Frequently asked questions

What is pollination?

Pollination is the transfer of pollen — the male gametophyte — from a flower's anther to a stigma of the same species. Once on the stigma, the pollen germinates a tube down the style and delivers sperm to the ovule. Pollination precedes fertilization; they are not the same step.

What proportion of crops depend on pollinators?

Roughly 75% of leading global food crops benefit at least partially from animal pollination, and about 35% of the volume of food we eat depends on it. Heavily pollinator-dependent crops include almonds, apples, blueberries, melons, cocoa and most squashes.

How does wind pollination work?

Anemophilous (wind-pollinated) plants release vast amounts of small, dry, smooth pollen into moving air. Stigmas are large, feathery and exposed, working as filters that comb pollen out of the airstream. Grasses, oaks, birches and most temperate trees are wind-pollinated.

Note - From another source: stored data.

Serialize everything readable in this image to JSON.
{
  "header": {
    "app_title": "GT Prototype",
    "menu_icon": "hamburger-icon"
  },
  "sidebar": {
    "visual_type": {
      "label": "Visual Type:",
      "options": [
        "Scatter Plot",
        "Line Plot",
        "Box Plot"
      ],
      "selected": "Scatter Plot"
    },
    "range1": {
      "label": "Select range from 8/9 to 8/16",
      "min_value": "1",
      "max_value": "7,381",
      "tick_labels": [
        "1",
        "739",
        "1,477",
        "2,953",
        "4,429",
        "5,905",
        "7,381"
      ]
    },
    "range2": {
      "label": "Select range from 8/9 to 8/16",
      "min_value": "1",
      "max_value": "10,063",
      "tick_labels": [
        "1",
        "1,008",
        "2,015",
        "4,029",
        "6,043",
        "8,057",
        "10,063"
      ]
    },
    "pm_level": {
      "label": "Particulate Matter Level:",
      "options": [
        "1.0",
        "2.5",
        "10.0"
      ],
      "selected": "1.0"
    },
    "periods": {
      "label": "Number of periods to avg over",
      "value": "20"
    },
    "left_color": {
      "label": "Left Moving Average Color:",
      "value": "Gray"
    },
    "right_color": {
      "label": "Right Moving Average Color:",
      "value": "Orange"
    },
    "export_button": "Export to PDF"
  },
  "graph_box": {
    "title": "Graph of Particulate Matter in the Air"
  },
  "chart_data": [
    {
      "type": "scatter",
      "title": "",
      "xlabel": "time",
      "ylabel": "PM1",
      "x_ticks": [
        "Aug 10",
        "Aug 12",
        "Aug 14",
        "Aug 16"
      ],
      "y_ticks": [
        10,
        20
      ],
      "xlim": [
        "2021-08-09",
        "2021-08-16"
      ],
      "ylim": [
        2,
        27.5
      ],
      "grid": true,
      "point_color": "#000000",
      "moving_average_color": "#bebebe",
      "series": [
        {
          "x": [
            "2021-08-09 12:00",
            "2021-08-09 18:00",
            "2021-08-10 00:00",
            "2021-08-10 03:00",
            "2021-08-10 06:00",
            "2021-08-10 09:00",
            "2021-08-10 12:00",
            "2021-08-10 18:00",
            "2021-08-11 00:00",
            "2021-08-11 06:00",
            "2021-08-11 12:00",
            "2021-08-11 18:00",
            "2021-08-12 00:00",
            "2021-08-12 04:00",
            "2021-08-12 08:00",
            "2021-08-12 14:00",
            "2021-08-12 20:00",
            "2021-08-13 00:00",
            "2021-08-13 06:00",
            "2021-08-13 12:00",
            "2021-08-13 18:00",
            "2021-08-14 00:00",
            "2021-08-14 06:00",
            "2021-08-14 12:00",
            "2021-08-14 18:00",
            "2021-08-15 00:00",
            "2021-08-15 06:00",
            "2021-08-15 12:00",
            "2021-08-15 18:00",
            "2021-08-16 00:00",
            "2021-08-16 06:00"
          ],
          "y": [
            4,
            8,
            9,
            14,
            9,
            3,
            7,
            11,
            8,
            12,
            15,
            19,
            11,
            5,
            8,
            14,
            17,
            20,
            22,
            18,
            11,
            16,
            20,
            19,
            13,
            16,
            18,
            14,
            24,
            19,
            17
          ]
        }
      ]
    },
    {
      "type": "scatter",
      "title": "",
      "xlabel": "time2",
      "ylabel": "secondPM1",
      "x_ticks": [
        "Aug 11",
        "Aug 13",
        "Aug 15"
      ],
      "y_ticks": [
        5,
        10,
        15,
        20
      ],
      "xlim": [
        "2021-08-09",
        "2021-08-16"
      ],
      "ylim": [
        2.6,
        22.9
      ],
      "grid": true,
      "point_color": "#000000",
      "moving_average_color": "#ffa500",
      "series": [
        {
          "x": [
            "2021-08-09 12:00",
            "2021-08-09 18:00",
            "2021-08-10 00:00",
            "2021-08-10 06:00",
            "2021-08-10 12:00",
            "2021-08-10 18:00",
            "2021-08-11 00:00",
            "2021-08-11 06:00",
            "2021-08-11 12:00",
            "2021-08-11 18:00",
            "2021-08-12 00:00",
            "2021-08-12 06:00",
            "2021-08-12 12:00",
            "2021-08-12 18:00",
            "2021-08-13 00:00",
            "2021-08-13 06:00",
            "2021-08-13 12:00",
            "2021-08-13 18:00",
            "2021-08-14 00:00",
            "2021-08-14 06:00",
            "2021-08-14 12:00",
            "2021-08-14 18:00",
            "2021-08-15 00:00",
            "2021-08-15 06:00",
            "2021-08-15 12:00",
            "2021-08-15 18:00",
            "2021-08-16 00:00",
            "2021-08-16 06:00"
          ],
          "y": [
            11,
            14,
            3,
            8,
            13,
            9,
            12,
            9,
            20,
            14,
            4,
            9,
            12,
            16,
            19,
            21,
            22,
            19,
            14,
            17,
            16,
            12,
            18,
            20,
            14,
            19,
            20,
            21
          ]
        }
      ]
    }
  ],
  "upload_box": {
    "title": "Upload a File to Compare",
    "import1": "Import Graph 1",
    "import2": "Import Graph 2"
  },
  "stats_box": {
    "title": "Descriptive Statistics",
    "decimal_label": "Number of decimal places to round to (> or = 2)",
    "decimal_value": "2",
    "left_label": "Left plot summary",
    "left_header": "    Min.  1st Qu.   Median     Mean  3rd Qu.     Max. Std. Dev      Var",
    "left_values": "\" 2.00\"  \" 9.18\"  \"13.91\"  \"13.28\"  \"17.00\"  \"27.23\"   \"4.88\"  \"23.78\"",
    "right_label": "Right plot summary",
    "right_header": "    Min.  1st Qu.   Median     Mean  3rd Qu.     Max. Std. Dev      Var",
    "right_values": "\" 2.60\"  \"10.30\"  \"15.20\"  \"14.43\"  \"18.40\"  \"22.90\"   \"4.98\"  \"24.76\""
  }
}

What is a pollination syndrome?

A suite of flower traits — colour, scent, shape, nectar composition, time of opening — that cluster together according to the dominant pollinator. Bee flowers are blue or yellow with UV nectar guides; bird flowers are red, scentless and tubular; bat flowers are pale, musky and open at night.

What is buzz pollination?

Tomatoes, blueberries and roughly 8% of all flowering plants store pollen inside tube-shaped poricidal anthers that release pollen only when vibrated at species-specific frequencies — typically 200-400 Hz. Bumblebees, but not honeybees, can produce that vibration by detaching their flight muscles and shaking the anther.

Are pollinators in decline?

Many wild pollinators — solitary bees, bumblebees, hoverflies, butterflies, moths — are declining across Europe and North America under combined pressures of habitat loss, pesticides (especially neonicotinoids), pathogens and climate change. The decline directly reduces yield in pollinator-dependent crops; almond growers in California now truck in roughly two thirds of all U.S. managed honeybee colonies every February.